Yellow executive tells employees that the carrier will file for bankruptcy. On Wednesday, the senior vice president of sales at Yellow informed her staff that their employment would end this Friday and that the carrier was planning to file for bankruptcy on Monday during a video call, according to employees present. The sales employees were approved to tell customers of the bankruptcy plans and to take paid time off for the rest of the week, according to FreightWaves. The senior vice president then backtracked and asked the employees to retract the information about the bankruptcy and she instructed them to inform customers who were previously notified about the potential bankruptcy to disregard it and share a different statement: “Yellow’s talks with the IBT are ongoing. As previously stated, and in keeping with fiduciary responsibility of the company’s executives, the company continues to prepare for a range of contingencies.”


Federal Railroad Administration seeking comments on train data collection plan. The Federal Railroad Administration (FRA) is asking for public input on its proposal to request monthly train length and weight data from Class I railroads. According to the FRA, this data is crucial for an agency study on train lengths, especially after issuing a safety advisory in April regarding the complexities of longer trains. The FRA aims to analyze the potential impact of train length on rail safety and is accepting comments until September 19. “This data collection is necessary to allow objective findings to be made that can be used to either justify the status quo or to provide justification for further recommendations or agency action,” FRA said in a Federal Register notice. “Of note, FRA is seeking to collect data on train length on an ongoing basis, as opposed to this being a one-time study.”


FedEx pilots reject proposed labor contract. On Monday, the Air Line Pilots Association announced that pilots at FedEx Express have rejected a proposed contract amendment that aimed to raise pay by up to 30% over five years. The labor deal was voted down with 57% against and 43% in favor. With nearly 6,000 pilots employed by FedEx, the company and union negotiators will need to work on creating a new labor agreement. “Our members have spoken and we will now regroup and prepare for the next steps. In the coming weeks, the FedEx ALPA leadership will meet to establish a timeline for assessing pilot group priorities moving forward. FedEx pilots remain unified and that will drive a new path that will help produce an agreement that all FedEx pilots will be proud to support,” said Capt. Chris Norman, the FedEx ALPA chair.

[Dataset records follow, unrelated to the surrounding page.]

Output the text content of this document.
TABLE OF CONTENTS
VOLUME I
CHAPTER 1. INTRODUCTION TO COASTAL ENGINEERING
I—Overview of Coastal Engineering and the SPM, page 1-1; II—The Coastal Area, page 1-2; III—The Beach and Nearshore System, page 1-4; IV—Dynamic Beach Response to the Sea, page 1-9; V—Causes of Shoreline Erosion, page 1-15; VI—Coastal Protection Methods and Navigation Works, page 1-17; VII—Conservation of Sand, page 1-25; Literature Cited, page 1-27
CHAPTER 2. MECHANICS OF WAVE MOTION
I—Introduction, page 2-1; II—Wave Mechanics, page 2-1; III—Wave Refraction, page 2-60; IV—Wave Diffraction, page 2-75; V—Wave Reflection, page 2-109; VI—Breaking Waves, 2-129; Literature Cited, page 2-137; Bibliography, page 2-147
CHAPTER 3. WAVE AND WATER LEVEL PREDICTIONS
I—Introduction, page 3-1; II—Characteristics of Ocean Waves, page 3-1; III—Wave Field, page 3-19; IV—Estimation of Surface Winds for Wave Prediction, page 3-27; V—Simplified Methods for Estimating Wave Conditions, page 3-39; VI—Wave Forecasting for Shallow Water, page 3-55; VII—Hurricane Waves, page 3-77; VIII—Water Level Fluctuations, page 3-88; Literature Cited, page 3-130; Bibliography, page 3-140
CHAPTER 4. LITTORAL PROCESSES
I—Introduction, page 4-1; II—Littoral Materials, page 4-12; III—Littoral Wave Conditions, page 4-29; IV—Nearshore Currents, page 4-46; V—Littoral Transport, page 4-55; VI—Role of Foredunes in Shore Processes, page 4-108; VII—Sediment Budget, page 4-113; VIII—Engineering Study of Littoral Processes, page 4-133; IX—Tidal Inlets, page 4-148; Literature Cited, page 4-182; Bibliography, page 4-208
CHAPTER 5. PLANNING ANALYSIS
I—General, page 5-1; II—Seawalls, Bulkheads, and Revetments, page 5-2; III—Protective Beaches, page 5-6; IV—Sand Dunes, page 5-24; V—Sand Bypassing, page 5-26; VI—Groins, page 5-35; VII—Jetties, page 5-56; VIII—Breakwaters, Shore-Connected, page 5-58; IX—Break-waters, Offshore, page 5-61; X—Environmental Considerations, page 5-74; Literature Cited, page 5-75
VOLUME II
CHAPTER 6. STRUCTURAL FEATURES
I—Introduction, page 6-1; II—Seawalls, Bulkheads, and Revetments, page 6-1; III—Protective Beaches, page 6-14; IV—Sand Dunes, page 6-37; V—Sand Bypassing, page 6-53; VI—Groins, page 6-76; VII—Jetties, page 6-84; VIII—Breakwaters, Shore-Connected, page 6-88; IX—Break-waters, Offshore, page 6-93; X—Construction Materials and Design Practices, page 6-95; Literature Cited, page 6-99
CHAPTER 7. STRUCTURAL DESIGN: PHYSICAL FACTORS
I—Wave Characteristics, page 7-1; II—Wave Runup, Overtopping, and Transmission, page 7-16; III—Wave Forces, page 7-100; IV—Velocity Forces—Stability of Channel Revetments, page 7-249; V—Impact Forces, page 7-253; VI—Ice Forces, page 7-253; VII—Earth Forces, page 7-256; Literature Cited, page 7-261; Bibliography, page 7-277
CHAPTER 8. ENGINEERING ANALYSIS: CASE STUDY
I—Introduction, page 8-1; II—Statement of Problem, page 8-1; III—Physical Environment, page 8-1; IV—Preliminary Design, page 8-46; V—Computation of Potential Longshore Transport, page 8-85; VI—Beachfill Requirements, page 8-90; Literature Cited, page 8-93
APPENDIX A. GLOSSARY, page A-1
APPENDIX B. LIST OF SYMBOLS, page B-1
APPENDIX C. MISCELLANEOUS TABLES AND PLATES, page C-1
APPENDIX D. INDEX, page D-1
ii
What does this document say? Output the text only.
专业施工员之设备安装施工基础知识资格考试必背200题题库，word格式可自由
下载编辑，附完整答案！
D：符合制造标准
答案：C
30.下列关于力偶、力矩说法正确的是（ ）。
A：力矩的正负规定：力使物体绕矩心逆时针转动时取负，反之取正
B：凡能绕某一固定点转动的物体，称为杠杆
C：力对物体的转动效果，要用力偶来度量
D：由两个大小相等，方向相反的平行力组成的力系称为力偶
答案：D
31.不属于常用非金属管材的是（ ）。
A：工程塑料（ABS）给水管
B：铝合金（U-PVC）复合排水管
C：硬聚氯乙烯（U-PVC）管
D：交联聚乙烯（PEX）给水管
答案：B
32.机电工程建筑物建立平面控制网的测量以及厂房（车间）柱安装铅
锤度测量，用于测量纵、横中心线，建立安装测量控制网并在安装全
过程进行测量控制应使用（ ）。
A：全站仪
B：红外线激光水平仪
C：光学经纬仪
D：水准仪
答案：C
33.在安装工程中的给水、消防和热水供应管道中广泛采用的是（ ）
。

Russia attacks grain storage at Ukrainian port on the Danube. Russia carried out a drone strike Monday morning on grain facilities at Reni, a port on Ukraine’s Danube River. The attack resulted in the destruction of one silo and damage to a tank farm, posing a threat to Ukraine’s crucial food exports. It’s the first time a port on the Danube River estuary in Ukraine has been targeted since the 2022 invasion began, according to Maritime Executive. The ports in the northernmost branch of the Danube River delta have been the sole unrestricted access points to seagoing trade for Ukraine. As a result of the strikes, neutral shipping may have to avoid the Ukrainian bank of the Danube.


TikTok to launch ecommerce platform for Chinese goods to be sold in the U.S. TikTok is planning to launch a program in August that will reportedly assist Chinese merchants in selling their products globally. TikTok intends to offer a comprehensive set of services, including storage and shipping, to Chinese merchants, facilitating their sales in the U.S. This initiative, referred to as “full service” by TikTok, is currently undergoing testing in British markets. While TikTok is actively working towards an official launch in the U.S. in August, an exact date has not been confirmed yet, according to Reuters.

Sugar shortage leads to increased production costs for candy companies. Candy companies are facing rising costs and reduced production due to tight sugar supplies. The issue stems from the U.S. agriculture policy mandating 85% of sugar purchases from domestic processors, leading to scarcity and higher prices during periods of increased demand. The USDA predicts continued high sugar prices due to tight global supplies and weather-related concerns, which in turn could lead to increased costs for consumers.